On his plane from Havana to Washington on Tuesday, Francis said: “Maybe there’s an impression I’m a little bit more leftie, but I haven’t said a single thing that’s not in the social doctrine of the church.”
Read the entire Letter from Rome here. And catch up on previous dispatches here.
Also on the website, the editors write on why American workers should be relieved to see Scott Walker, who is notorious for his vicious campaign against unions in his home state of Wisconsin, drop out of the GOP presidential race:
Empowering people, in Walker’s view, would mean abolishing the National Labor Relations Board, rewriting federal law to make Right to Work “the default position for all private, state, and public-sector workers,” replacing overtime pay with unpaid time off, and stripping employees of their ability to bargain collectively.

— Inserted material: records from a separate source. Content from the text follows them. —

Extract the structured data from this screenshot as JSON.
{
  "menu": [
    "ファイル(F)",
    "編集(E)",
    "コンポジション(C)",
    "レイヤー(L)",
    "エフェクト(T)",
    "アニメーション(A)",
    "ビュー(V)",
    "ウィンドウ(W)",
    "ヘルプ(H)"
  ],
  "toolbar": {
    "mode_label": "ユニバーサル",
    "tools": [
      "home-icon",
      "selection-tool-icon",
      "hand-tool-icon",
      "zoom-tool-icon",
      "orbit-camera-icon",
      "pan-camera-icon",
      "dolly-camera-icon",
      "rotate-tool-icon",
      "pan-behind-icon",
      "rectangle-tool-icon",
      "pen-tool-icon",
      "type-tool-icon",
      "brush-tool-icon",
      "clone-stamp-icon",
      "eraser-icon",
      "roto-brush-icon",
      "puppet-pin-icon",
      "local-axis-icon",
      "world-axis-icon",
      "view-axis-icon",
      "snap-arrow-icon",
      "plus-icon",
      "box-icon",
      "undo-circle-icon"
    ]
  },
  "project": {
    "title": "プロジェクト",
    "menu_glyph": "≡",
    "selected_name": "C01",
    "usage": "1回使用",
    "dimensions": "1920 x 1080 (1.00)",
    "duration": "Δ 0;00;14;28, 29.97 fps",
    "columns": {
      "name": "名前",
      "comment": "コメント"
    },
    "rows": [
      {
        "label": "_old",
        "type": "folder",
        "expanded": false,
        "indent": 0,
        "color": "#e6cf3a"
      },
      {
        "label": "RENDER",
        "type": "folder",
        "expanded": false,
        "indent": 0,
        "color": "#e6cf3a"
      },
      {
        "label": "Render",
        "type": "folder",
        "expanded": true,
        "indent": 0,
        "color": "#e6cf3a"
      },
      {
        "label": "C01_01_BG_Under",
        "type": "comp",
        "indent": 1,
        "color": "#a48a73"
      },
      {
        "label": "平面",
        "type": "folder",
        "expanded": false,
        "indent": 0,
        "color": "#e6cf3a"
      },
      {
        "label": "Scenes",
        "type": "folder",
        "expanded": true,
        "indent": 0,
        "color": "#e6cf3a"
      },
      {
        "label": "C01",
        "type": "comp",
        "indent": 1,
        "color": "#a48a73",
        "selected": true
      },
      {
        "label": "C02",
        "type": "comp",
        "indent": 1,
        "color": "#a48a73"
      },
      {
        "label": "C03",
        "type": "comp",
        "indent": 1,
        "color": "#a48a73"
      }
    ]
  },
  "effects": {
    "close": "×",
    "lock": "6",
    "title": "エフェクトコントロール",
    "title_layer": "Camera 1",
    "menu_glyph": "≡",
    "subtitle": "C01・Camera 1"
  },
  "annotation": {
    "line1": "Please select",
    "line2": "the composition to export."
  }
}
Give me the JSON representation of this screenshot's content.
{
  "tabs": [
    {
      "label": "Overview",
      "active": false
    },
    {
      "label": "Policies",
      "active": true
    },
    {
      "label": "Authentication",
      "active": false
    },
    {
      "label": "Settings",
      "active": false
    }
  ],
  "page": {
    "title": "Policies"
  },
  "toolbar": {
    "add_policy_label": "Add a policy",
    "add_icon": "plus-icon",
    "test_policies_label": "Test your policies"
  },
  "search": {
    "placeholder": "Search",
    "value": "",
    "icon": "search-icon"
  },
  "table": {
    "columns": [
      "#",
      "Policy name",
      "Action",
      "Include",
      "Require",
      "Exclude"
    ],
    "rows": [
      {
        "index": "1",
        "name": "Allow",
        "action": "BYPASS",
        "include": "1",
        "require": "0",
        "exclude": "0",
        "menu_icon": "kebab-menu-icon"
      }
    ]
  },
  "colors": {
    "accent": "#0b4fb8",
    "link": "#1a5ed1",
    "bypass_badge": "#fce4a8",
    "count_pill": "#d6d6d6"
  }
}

But voters shouldn't be relaxed. Walker's plan didn't die with his candidacy; its spirit is very much alive among many in the GOP. And so it's important to take seriously the findings of Harvard economists Richard B. Freedman and James L. Medoff: organized labor served as a positive force in the American economy in the twentieth century, and “a society genuinely concerned about increasing productivity would encourage, not disparage, a strong labor movement.” In other words:
Productivity and the dignity of workers can and often do go hand in hand. Given what has transpired in the past thirty years, those genuinely concerned about the nation’s economic health would now seem obligated to encourage a strong labor movement. Support for such a position is grounded in Catholic social teaching beginning with Rerum novarum (1891), in which Pope Leo XIII both declared the moral necessity of doing one’s job responsibly with an eye toward the common good, and insisted on the right of workers to form unions to protect their interests.